天然コケッコー

シネ・リーブル神戸にて。監督は山下敦弘。脚本は渡辺あや。今年夏一の映画。よかったです。島根県の田舎町に越してきた少年と、彼の同級生となる少女のお話。小学校、中学校あわせて7人しかいない小さな村の一年を通して物語りは進んでいく。
この映画は、ストーリー自体は最後まで大きな場面を迎えることはないのだけれど、ひとつひとつのシークエンスが繊細で切なかったり、くすりと笑ってしまうおもしろさがある。その中心にいるのが主人公のそよ(夏帆)である。そよがね、良いんだ。まっすぐにものごとを見つめて捉えようとしているその姿勢が。姉妹同然の子供たち、学校の先生たち、家族、そして東京からやってきた少年。仲むつまじく暮らす生活に少年はそよに変化をもたらす。そよは少年と一緒に居たいがために六歳の女の子を放ったらかしにしてしまい、女の子は病気になってしまう。それをそよは「恥ずかしい」と自分を恥じる。この年頃の女の子ならそういう新しい感情に直面し、葛藤するのだとおもう。少年もこの歳でありがちな、がさつで無神経だけれど繊細な感情を持っていたりしておもしろい。

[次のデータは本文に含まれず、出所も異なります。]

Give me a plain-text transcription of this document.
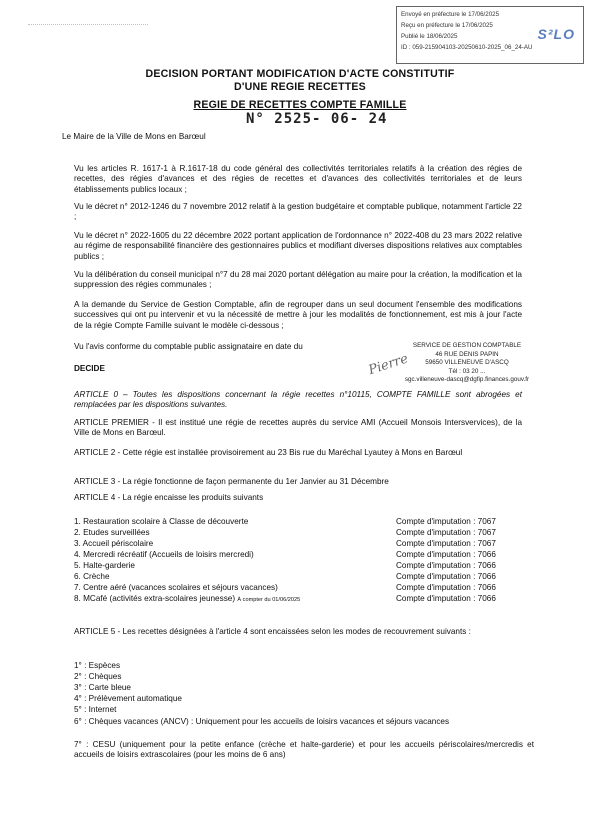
Envoyé en préfecture le 17/06/2025
Reçu en préfecture le 17/06/2025
Publié le 18/06/2025
ID : 059-215904103-20250610-2025_06_24-AU
S²LO
DECISION PORTANT MODIFICATION D'ACTE CONSTITUTIF
D'UNE REGIE RECETTES
REGIE DE RECETTES COMPTE FAMILLE
N° 2525- 06- 24
Le Maire de la Ville de Mons en Barœul
Vu les articles R. 1617-1 à R.1617-18 du code général des collectivités territoriales relatifs à la création des régies de recettes, des régies d'avances et des régies de recettes et d'avances des collectivités territoriales et de leurs établissements publics locaux ;
Vu le décret n° 2012-1246 du 7 novembre 2012 relatif à la gestion budgétaire et comptable publique, notamment l'article 22 ;
Vu le décret n° 2022-1605 du 22 décembre 2022 portant application de l'ordonnance n° 2022-408 du 23 mars 2022 relative au régime de responsabilité financière des gestionnaires publics et modifiant diverses dispositions relatives aux comptables publics ;
Vu la délibération du conseil municipal n°7 du 28 mai 2020 portant délégation au maire pour la création, la modification et la suppression des régies communales ;
A la demande du Service de Gestion Comptable, afin de regrouper dans un seul document l'ensemble des modifications successives qui ont pu intervenir et vu la nécessité de mettre à jour les modalités de fonctionnement, est mis à jour l'acte de la régie Compte Famille suivant le modèle ci-dessous ;
Vu l'avis conforme du comptable public assignataire en date du
Pierre
SERVICE DE GESTION COMPTABLE
46 RUE DENIS PAPIN
59650 VILLENEUVE D'ASCQ
Tél : 03 20 ...
sgc.villeneuve-dascq@dgfip.finances.gouv.fr
DECIDE
ARTICLE 0 – Toutes les dispositions concernant la régie recettes n°10115, COMPTE FAMILLE sont abrogées et remplacées par les dispositions suivantes.
ARTICLE PREMIER - Il est institué une régie de recettes auprès du service AMI (Accueil Monsois Intersvervices), de la Ville de Mons en Barœul.
ARTICLE 2 - Cette régie est installée provisoirement au 23 Bis rue du Maréchal Lyautey à Mons en Barœul
ARTICLE 3 - La régie fonctionne de façon permanente du 1er Janvier au 31 Décembre
ARTICLE 4 - La régie encaisse les produits suivants
1. Restauration scolaire à Classe de découverte	Compte d'imputation : 7067
2. Etudes surveillées	Compte d'imputation : 7067
3. Accueil périscolaire	Compte d'imputation : 7067
4. Mercredi récréatif (Accueils de loisirs mercredi)	Compte d'imputation : 7066
5. Halte-garderie	Compte d'imputation : 7066
6. Crèche	Compte d'imputation : 7066
7. Centre aéré (vacances scolaires et séjours vacances)	Compte d'imputation : 7066
8. MCafé (activités extra-scolaires jeunesse) À compter du 01/06/2025	Compte d'imputation : 7066
ARTICLE 5 - Les recettes désignées à l'article 4 sont encaissées selon les modes de recouvrement suivants :
1° : Espèces
2° : Chèques
3° : Carte bleue
4° : Prélèvement automatique
5° : Internet
6° : Chèques vacances (ANCV) : Uniquement pour les accueils de loisirs vacances et séjours vacances
7° : CESU (uniquement pour la petite enfance (crèche et halte-garderie) et pour les accueils périscolaires/mercredis et accueils de loisirs extrascolaires (pour les moins de 6 ans)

そよや少年が持っていたものは私は失くしてしまった。大人になれば嘘もつくし駆引きもする。思ってもないことを言わないといけないこともある。だけど彼女らはまっすぐにものごとを見つめていて、自分自身に嘘がない。だからこそすれ違ったり悩んだりもする。大人の複雑な関係であったり、子供同士の仲間はずれ。けれど、その心はとてもきれいだとおもった。
また方言がよかった。音がとてもきれいで会話が心地良い。自然とその音も良くて、何気なく映る自然にはっとさせられるシークエンスがたくさんあった。ありがとうを言いたくなる映画。おすすめ。